Доктор то краснел, то бледнел. Канонисса с беспокойством наблюдала за ними, горя нетерпением узнать, о каких своих
желаниях говорит ему Альберт.
- Доктор, - шептал Альберт, - все, что вы только что сказали этой девушке, я слышал (Сюпервиль, говоривший на другом конце гостиной и так
же тихо, как в эту минуту беседовал с ним больной, смутился, и его твердое убеждение в невозможности существования дара ясновидения было до того
поколеблено, что ему стало казаться, будто он сходит с ума). Доктор, - продолжал умирающий, - вы ничего не понимаете в этой душе и вредите моим
планам, задевая ее щепетильность. Она ничего не смыслит в ваших денежных соображениях и всегда отказывалась и от моего титула и от моего
состояния; любви ко мне она никогда не чувствовала. Одна жалость может заставить ее уступить. Обратитесь же к ее сердцу. Конец мой ближе, чем вы
предполагаете. Не теряйте времени. Я не смогу возродиться счастливым, если не сойду в ночь отдохновения, назвавшись ее мужем.
- Что вы хотите сказать этими последними словами? - спросил Сюпервиль, занятый в ту минуту анализом сумасшествия своего больного.
- Вам не понять их, - с усилием произнес Альберт, - а она поймет. Ограничьтесь тем, чтобы передать их ей точно.
- Послушайте, господин граф, - сказал, несколько повышая голос, Сюпервиль, - я вижу, что не смогу ясно передать ваших мыслей. Вы же
говорите лучше, чем за всю последнюю неделю, и я в этом усматриваю благоприятный признак. Поговорите сами с мадемуазель. Одно ваше слово убедит
ее лучше всех моих речей. Вот она здесь, рядом, пусть займет мое место и выслушает вас.
Сюпервиль действительно уже ничего не понимал из того, что до сих пор казалось ему понятным; к тому же он считал, что достаточно сказал
Консуэло и обеспечил себе ее благодарность, в случае если она добьется состояния; перед тем, как он ушел, Альберт сказал ему в качестве
напутствия: - Подумайте о том, что вы мне обещали. Минута настала: поговорите с моей семьей. Устройте так, чтобы они согласились и не колебались
больше. Говорю вам - время не терпит...
Альберт настолько устал от усилия, какого стоил ему разговор с Сюпервилем, что, когда Консуэло приблизилась к нему, он прислонил свой лоб
ко лбу любимой и так замер, словно умирая. Его белые губы посинели, и перепуганному Порпоре показалось, что он уже умер.

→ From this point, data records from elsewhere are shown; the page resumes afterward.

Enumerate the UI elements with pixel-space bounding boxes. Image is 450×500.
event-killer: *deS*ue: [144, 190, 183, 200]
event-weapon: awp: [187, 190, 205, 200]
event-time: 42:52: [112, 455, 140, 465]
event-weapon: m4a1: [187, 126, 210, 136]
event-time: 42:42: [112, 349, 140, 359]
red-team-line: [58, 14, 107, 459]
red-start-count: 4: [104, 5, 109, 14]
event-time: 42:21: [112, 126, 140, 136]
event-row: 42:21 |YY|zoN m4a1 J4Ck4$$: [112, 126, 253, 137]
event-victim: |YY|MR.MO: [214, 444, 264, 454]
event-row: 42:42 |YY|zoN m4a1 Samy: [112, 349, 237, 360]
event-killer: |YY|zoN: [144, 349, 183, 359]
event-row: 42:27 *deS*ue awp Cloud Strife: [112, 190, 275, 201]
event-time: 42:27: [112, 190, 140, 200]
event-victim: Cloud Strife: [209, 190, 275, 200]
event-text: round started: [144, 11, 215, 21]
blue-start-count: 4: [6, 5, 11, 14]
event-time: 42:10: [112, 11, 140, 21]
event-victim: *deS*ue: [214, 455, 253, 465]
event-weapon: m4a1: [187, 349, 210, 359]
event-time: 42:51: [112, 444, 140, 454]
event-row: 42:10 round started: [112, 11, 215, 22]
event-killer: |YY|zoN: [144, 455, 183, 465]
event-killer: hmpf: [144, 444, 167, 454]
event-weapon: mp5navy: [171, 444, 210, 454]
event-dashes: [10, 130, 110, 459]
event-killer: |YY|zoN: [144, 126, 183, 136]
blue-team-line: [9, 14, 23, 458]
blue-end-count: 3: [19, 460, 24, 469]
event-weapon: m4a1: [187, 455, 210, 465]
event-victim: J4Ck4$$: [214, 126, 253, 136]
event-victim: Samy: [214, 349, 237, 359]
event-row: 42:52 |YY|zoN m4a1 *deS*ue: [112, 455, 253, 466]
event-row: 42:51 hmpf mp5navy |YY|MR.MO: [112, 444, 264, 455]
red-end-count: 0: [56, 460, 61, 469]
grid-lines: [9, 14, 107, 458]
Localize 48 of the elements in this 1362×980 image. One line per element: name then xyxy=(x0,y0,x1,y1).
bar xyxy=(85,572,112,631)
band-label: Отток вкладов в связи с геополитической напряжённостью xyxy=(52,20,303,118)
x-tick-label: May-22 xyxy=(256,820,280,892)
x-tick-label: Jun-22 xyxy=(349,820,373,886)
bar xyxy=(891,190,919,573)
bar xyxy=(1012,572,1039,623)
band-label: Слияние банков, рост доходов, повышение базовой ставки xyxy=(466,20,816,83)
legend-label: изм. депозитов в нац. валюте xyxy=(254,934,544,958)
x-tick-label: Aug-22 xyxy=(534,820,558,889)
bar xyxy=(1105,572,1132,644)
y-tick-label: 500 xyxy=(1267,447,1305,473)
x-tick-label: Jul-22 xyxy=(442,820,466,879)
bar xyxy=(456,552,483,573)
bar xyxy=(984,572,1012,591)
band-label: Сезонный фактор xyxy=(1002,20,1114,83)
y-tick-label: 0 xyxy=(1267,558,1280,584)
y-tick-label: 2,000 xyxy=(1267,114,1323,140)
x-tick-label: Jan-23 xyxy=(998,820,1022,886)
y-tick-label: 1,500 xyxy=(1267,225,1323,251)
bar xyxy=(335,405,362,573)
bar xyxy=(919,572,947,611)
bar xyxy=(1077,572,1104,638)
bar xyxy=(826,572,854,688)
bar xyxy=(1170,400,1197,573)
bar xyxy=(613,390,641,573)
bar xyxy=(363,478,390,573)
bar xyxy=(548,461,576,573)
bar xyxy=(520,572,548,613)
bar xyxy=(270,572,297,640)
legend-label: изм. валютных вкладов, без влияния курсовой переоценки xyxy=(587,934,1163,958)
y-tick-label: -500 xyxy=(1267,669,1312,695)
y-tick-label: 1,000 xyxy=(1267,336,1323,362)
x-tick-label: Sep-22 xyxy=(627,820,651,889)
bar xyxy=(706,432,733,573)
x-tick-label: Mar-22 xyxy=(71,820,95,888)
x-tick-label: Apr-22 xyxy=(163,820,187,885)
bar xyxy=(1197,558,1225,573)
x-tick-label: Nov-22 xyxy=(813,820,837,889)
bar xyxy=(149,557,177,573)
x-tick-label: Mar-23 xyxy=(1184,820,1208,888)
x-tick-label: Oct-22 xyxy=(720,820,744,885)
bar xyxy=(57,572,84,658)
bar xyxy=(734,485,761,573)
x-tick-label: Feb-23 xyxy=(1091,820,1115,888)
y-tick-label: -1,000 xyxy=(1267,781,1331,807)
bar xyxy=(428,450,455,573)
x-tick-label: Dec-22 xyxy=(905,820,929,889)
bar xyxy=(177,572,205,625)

В это время Сюпервиль, собрав в другом конце комнаты графа Христиана, барона, канониссу и капеллана, горячо уговаривал их. Один только
капеллан сделал робкое с виду возражение, говорившее, однако, об упорной настойчивости священника.
- Если ваши сиятельства потребуют, - сказал он, - я благословлю этот брак, но так как граф Альберт не причастен благодати, следовало бы,
чтобы он предварительно через покаяние и соборование примирился с церковью. - Соборование! Господи, да неужели дело дошло уже до этого? -
произнесла, сдерживая стон, канонисса.
- Да, дошло, - ответил Сюпервиль, который как светский человек и философ-вольтерьянец с презрением относился и к самому капеллану и к его
возражениям, - и нельзя терять ни минуты, если господин капеллан настаивает на подобном условии и желает мучить больного мрачной обстановкой
предсмертного обряда.
- А не думаете ли вы, доктор, что обряд более радостный и желанный может вернуть его к жизни? - спросил граф Христиан, в котором
происходила борьба между благочестием и отцовской любовью.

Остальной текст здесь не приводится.